The vast, vast, VAST (over two-thirds) majority of the book consists of the first paragraph of BBS textfiles, with a line telling you the filename included on the CD that comes with the book. In some cases, Chirillo deigns to visit upon you a single-line description, but many don't even have that. So now, imagine this: page after page of filenames, then descriptions, then the first paragraph, of files located on a CD that's in the back of a book. What a horrible waste! There's a computer "glossary" in the back which looks suspiciously like similar documents available on the web, although I can't be sure. Also, there are a few tiny chapters giving general descriptions of the hacker and phreaking subculture. If you were to remove the filenames and descriptions and paragraphs, I doubt this book could get past 100 pages, if that.

But it gets worse, so much worse.

You see, many of these files came through me. No, I didn't write them, and no, I didn't sell them myself or something, but I DID put in my unique nomenclature for the files (.phk for phreak files, .hac for hack, etc.) And I did choose many of these filenames. Whether he got these files from my site or whether he got them from a site who got them from me, the fact remains that these are not files which are secretly lost; they're right from the current collection of textfiles now available for free.

And that burns me so much, because the retail price on this book is SIXTY-FIVE DOLLARS. Yes, that's right, $63.99 for a book that consists almost entirely of copied textfiles from websites with reprints of the first paragraph of each textfile. How dare he. How low can a person go. Do you see what I mean about irrational anger?

If you look at the Amazon page for this book, you'll see, incredibly, that this $65 book of mostly reprinted textfiles has over TWENTY FIVE-STAR REVIEWS, making its average rating five stars. Most of the ratings came in within a three-day period. Now, I'm never one to accuse anyone of vote stuffing, but some of the reviews are beyond belief. It's nice to have friends.

Why should you care? Why does this matter? Well, as someone who wrote textfiles in the past, I know I would be very sad if someone was taking my writing and trying to yank massive (non-production-cost) profit out of it. I doubt I'd sue, but I'd be pretty inclined to contact the publisher Wiley and Sons and ask them why your files were put onto a book that's sold on their website. Maybe you should request your file be removed. Maybe you should wonder why your work is being used to sell such an expensive book.

Where do I get off, do you ask? Well, has never charged for the files on the site, and I do my best to make these files available to you in compressed archives, so you can take as much of the site as possible for free. I want these files apread far and wide; I want them saved.
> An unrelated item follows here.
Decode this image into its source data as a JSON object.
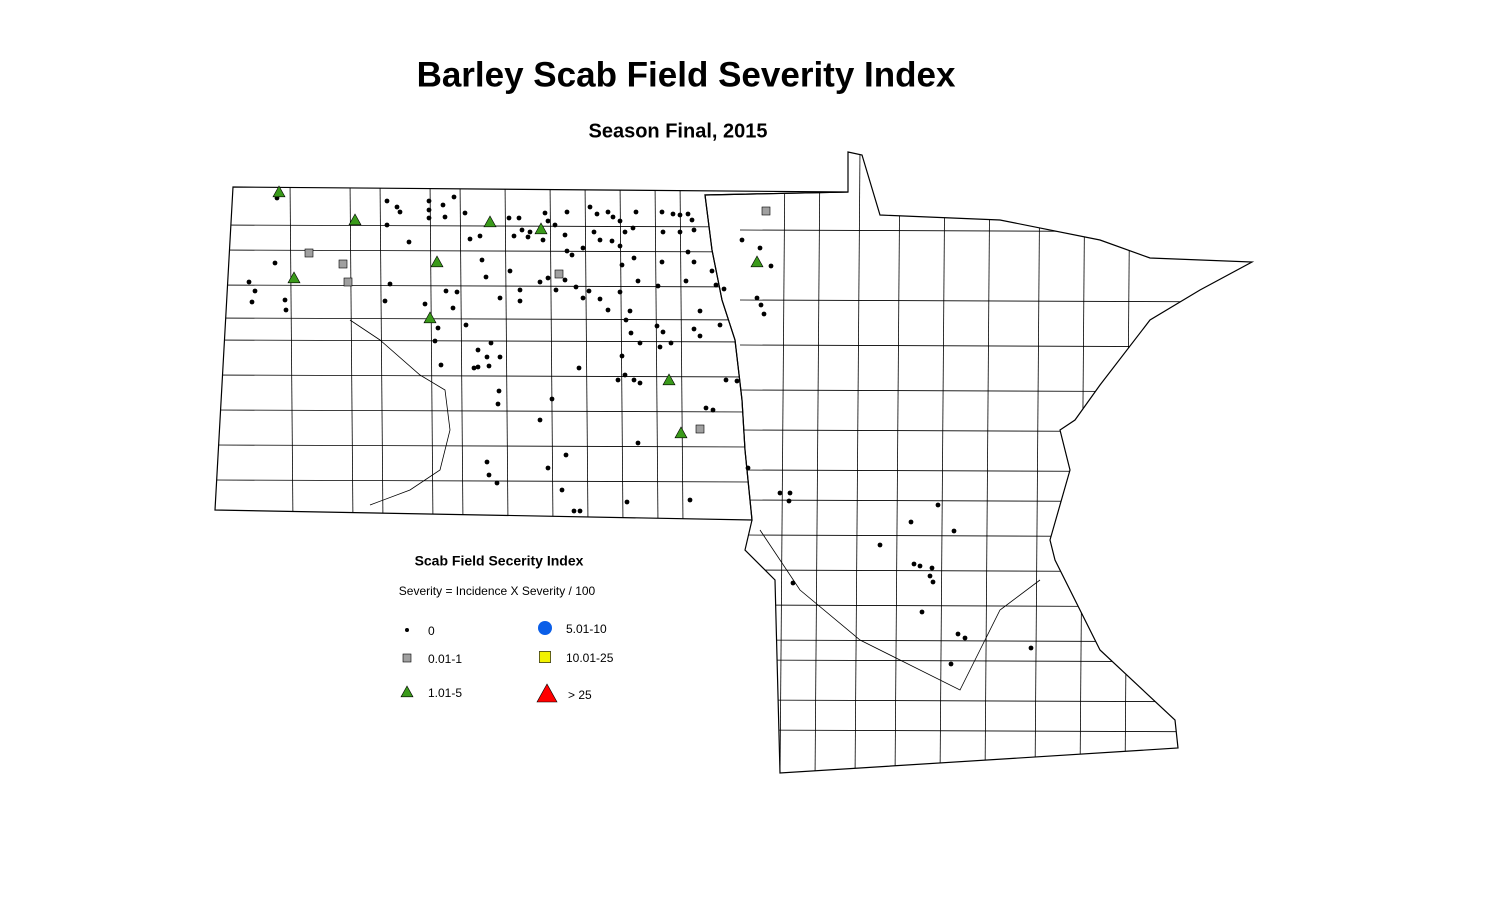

I don't convert the files into HTML, I don't make them couched in ads, I don't have popups or banners or anything like that. I DEFINITELY don't "brand" the files with my own logos or text. I lose money on this site. And I don't mind at all.
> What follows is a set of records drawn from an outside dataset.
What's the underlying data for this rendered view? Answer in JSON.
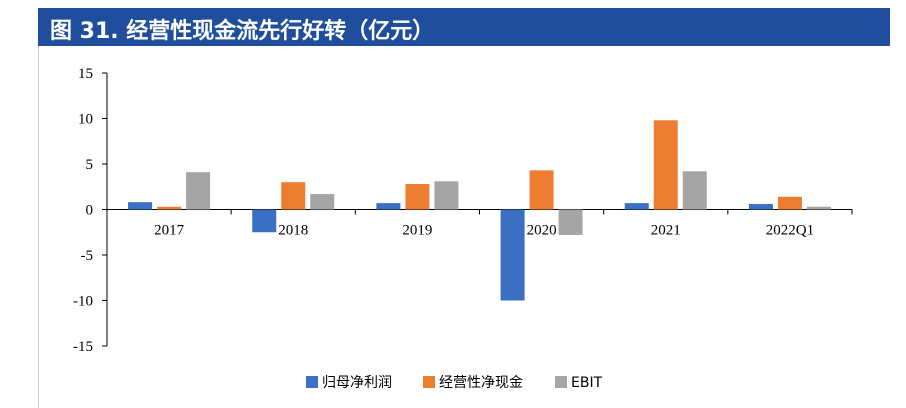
{
  "header": {
    "title": "图 31. 经营性现金流先行好转（亿元）"
  },
  "colors": {
    "header_bg": "#1f4e9c"
  },
  "chart_data": {
    "type": "bar",
    "categories": [
      "2017",
      "2018",
      "2019",
      "2020",
      "2021",
      "2022Q1"
    ],
    "series": [
      {
        "name": "归母净利润",
        "color": "#3a6fc4",
        "values": [
          0.8,
          -2.5,
          0.7,
          -10.0,
          0.7,
          0.6
        ]
      },
      {
        "name": "经营性净现金",
        "color": "#ed7d31",
        "values": [
          0.3,
          3.0,
          2.8,
          4.3,
          9.8,
          1.4
        ]
      },
      {
        "name": "EBIT",
        "color": "#a5a5a5",
        "values": [
          4.1,
          1.7,
          3.1,
          -2.8,
          4.2,
          0.3
        ]
      }
    ],
    "yticks": [
      15,
      10,
      5,
      0,
      -5,
      -10,
      -15
    ],
    "ylim": [
      -15,
      15
    ],
    "legend": "bottom",
    "grid": false
  }
}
The big test, of course, was when I loaded the textfiles from the CD onto my workshop machine and ran checks of them against the current collection. Well, guess what. I'm getting 90 percent matches, many times getting the same NAME AND SIZE OF THE FILES. Many of these files were named by me either years ago or rather recently. There's very little doubt that these files passed through my hands before Mr. Chirillo grabbed them. And that makes me so sad, so angry.

But I appreciate you took the time to listen.